Following criticism from business that the CRC is unduly complicated and imposes a heavy administrative burden on those businesses and organisations within the scheme, the government is undertaking a formal consultation on whether to simplify the scheme. The government has confirmed that if the consultation is unable to identify significant reductions in the administrative burdens involved, then later in 2012 the government will simply replace the CRC with an alternative environmental tax. This means that the fate of the CRC is unclear. Many experts believe that the CRC will be abolished and replaced with a more straightforward environmental tax.
The Green Deal is the government's initiative under the Energy Act 2011 to allow owners of properties to secure finance to undertake energy efficiency improvements to properties. There are no up front costs for the works to be undertaken (such as loft installation) and the costs are paid for over time in instalments to the energy supplier through the energy bills for the property. The payments will be made by the person who is for the time being liable to pay the energy bills, meaning that the debt will in effect run with the property and attach to the bill for the property rather than the original person who undertook the improvement if they sell the property or are not the occupier paying the bills.
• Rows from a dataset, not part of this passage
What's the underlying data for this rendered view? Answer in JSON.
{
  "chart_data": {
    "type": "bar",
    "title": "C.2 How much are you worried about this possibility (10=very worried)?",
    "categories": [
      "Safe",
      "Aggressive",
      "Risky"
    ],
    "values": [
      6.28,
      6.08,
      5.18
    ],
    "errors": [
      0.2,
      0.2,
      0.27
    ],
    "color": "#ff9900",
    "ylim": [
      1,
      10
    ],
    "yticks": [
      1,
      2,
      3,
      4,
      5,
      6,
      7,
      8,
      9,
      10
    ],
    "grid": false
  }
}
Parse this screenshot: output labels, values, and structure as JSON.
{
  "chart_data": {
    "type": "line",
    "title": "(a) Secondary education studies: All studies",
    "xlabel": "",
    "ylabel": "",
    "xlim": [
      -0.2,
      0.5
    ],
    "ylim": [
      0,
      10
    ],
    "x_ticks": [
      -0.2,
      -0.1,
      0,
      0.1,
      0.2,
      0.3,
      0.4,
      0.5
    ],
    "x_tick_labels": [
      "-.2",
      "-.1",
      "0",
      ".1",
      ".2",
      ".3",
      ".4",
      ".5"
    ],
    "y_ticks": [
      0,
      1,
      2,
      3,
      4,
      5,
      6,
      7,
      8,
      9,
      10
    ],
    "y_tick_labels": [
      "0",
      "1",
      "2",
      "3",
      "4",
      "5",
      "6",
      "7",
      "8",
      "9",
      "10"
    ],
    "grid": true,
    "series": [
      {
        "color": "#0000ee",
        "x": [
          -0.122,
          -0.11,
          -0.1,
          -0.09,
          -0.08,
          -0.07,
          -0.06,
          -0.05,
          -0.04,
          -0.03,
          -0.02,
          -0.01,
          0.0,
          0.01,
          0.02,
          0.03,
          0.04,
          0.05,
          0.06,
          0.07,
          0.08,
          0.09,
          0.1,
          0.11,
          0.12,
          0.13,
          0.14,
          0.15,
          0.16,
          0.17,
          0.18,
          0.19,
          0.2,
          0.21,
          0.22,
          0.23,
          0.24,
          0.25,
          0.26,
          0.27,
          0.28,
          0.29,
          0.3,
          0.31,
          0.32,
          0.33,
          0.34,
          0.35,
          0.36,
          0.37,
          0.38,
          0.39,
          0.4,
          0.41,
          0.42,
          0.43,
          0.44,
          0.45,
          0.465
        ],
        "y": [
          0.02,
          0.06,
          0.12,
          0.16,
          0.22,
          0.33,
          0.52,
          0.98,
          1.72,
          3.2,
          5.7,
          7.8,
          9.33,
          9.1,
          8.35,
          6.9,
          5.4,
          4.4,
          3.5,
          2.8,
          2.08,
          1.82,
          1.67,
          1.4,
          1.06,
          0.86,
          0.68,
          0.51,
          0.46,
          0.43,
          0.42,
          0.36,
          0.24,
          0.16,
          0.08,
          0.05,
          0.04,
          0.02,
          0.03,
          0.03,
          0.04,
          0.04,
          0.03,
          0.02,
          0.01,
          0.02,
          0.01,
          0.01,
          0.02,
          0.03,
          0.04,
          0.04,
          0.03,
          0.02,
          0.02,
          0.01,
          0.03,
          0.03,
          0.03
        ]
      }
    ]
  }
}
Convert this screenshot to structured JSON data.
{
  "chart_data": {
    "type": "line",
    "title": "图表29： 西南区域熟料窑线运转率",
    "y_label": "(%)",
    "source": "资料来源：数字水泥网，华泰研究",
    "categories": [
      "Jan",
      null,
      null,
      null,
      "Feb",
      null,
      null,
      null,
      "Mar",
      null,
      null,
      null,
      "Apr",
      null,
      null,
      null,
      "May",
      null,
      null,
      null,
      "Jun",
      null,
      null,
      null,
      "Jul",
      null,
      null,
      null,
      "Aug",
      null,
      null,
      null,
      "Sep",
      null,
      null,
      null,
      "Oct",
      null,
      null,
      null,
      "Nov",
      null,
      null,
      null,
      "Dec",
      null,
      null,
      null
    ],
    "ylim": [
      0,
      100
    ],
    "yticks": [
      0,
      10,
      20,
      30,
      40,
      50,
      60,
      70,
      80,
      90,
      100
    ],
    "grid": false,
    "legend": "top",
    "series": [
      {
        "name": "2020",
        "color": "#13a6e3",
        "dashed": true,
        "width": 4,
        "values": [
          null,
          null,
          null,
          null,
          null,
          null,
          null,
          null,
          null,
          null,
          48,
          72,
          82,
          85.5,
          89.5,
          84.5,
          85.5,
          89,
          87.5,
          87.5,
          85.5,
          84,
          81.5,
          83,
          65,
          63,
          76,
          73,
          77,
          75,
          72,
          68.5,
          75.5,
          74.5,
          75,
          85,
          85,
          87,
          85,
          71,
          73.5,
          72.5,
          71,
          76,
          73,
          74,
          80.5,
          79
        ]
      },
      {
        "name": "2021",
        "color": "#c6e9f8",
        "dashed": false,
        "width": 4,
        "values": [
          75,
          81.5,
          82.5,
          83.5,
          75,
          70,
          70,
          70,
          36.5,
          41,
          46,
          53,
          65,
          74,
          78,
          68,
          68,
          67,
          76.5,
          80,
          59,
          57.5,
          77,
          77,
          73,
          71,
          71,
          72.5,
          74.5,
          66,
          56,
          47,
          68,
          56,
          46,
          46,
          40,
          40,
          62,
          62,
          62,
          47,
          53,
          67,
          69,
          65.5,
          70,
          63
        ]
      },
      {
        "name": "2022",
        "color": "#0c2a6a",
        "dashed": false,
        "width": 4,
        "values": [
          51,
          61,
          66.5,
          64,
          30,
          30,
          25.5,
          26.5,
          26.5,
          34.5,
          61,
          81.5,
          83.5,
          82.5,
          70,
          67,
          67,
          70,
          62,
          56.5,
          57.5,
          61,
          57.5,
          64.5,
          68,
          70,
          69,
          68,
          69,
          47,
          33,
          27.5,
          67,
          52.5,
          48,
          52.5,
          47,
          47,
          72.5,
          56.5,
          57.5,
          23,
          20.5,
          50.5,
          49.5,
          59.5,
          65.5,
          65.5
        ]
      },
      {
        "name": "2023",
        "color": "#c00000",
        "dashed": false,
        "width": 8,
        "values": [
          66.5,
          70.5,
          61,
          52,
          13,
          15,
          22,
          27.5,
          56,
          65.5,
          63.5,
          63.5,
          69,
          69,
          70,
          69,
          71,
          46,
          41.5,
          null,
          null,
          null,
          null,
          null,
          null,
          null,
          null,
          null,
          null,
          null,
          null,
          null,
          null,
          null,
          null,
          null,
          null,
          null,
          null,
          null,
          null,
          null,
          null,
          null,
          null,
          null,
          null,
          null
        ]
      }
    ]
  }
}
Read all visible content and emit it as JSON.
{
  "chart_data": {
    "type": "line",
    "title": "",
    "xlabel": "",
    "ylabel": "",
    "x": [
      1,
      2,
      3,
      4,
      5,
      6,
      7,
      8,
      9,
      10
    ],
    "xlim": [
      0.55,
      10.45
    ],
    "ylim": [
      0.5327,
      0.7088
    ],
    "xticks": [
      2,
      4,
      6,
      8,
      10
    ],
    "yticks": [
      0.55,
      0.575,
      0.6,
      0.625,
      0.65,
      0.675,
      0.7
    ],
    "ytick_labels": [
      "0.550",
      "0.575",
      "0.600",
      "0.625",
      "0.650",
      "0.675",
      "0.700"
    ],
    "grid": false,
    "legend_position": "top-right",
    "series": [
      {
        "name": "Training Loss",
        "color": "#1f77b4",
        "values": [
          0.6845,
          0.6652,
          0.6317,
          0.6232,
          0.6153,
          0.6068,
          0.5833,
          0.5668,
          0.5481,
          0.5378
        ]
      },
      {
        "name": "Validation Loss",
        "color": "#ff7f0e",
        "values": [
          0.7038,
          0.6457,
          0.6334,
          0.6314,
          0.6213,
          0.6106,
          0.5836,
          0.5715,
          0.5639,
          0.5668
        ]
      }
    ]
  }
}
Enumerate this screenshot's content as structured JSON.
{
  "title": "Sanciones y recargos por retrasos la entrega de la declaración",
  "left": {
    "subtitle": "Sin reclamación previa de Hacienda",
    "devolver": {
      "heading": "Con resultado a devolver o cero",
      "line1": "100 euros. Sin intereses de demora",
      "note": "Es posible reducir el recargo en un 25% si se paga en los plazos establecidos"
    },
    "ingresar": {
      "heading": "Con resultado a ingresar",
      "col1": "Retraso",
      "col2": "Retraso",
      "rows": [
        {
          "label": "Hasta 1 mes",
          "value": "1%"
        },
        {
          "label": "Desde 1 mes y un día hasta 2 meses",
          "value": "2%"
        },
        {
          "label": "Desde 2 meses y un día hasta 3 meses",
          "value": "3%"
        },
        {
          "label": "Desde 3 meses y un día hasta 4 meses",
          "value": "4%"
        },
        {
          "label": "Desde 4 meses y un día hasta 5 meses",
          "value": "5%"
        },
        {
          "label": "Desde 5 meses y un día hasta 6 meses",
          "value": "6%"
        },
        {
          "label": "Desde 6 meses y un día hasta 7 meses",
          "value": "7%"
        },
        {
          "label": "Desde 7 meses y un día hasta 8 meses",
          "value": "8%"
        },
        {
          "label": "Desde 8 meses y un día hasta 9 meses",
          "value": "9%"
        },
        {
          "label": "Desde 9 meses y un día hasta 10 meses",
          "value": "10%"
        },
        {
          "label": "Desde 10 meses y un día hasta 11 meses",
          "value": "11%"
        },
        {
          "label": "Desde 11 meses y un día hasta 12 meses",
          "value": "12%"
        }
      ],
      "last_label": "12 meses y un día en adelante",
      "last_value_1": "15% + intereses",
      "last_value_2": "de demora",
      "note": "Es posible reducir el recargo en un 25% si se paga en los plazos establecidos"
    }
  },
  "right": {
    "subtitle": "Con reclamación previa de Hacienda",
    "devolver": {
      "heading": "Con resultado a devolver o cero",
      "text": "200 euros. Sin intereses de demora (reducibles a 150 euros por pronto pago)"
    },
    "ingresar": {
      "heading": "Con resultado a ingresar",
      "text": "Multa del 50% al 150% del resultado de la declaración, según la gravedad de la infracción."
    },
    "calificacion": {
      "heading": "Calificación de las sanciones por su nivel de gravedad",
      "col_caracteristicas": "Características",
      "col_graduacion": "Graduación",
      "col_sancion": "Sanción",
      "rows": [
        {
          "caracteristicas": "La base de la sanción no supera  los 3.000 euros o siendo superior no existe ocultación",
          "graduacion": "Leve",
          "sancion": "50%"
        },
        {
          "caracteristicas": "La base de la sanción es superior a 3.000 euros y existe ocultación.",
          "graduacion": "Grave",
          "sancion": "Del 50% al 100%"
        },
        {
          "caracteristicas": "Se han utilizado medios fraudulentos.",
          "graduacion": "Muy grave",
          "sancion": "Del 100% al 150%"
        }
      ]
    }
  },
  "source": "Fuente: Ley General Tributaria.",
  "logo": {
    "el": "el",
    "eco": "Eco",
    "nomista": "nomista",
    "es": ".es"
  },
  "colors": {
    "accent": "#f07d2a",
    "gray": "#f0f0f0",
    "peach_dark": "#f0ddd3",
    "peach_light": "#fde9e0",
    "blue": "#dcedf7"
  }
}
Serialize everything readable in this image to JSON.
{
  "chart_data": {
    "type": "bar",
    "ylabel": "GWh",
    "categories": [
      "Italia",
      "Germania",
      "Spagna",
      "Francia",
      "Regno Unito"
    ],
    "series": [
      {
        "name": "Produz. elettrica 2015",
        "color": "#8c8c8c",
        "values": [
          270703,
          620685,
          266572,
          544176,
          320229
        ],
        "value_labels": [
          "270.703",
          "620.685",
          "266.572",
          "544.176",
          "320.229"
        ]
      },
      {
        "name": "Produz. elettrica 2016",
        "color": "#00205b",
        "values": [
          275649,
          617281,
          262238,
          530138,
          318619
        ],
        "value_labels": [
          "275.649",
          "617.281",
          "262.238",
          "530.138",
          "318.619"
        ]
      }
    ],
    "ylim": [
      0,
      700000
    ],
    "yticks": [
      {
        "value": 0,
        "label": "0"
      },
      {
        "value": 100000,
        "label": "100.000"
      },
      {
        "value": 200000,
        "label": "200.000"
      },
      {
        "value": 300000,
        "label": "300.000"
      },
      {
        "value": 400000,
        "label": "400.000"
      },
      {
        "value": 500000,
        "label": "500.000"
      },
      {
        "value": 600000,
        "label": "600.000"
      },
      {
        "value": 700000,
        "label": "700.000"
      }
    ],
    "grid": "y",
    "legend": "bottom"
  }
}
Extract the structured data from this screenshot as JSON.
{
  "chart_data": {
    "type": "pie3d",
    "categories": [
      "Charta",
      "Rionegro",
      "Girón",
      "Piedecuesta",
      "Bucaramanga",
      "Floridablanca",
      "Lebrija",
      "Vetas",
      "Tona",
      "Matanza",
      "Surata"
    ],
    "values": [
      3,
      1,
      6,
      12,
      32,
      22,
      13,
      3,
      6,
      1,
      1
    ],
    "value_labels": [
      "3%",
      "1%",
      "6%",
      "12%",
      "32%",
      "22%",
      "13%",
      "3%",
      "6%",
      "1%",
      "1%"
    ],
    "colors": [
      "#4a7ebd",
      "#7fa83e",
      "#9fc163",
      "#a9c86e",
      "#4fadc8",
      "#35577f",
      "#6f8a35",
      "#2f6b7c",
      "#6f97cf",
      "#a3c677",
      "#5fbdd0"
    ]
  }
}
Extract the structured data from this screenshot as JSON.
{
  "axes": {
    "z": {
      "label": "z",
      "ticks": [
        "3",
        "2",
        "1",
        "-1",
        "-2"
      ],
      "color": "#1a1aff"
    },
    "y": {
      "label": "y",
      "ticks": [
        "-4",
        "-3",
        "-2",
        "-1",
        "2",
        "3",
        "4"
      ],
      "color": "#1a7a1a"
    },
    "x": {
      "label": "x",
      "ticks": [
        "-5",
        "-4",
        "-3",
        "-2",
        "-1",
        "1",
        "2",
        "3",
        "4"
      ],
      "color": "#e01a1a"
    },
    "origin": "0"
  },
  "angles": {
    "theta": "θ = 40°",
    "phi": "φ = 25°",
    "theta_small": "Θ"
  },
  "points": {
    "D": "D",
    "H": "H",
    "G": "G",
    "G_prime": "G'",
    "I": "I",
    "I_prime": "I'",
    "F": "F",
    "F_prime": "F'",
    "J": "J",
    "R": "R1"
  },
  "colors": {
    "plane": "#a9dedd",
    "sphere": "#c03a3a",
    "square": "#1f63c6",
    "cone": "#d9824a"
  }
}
The government has indicated that the Green Deal will be available later in 2012 in respect of residential properties. The government has not yet set a date to roll out the Green Deal to commercial properties, so it is unknown when this will happen. In principle the Green Deal could be used to finance energy efficiency in commercial properties.
If landlords wish to access Green Deal finance, they will be advised to consider their leases to ascertain whether they will be able to recover the costs through the service charge or the outgoings clause. In cases where tenants directly pay electricity charges to the electricity supplier, the tenant's consent to any Green Deal works would be required. Like the CRC, the Green Deal poses difficulties for landlords and tenants and could be a source for dispute between them as a result of their varying interests in the property.
The first national press coverage of the Green Deal was negative, when there was controversy over the so called "conservatory tax", which would have forced people to upgrade the energy efficiency of their homes (so as to boost uptake of the Green Deal) when undertaking extensions. However, as the above shows, the government is pushing on with the green agenda.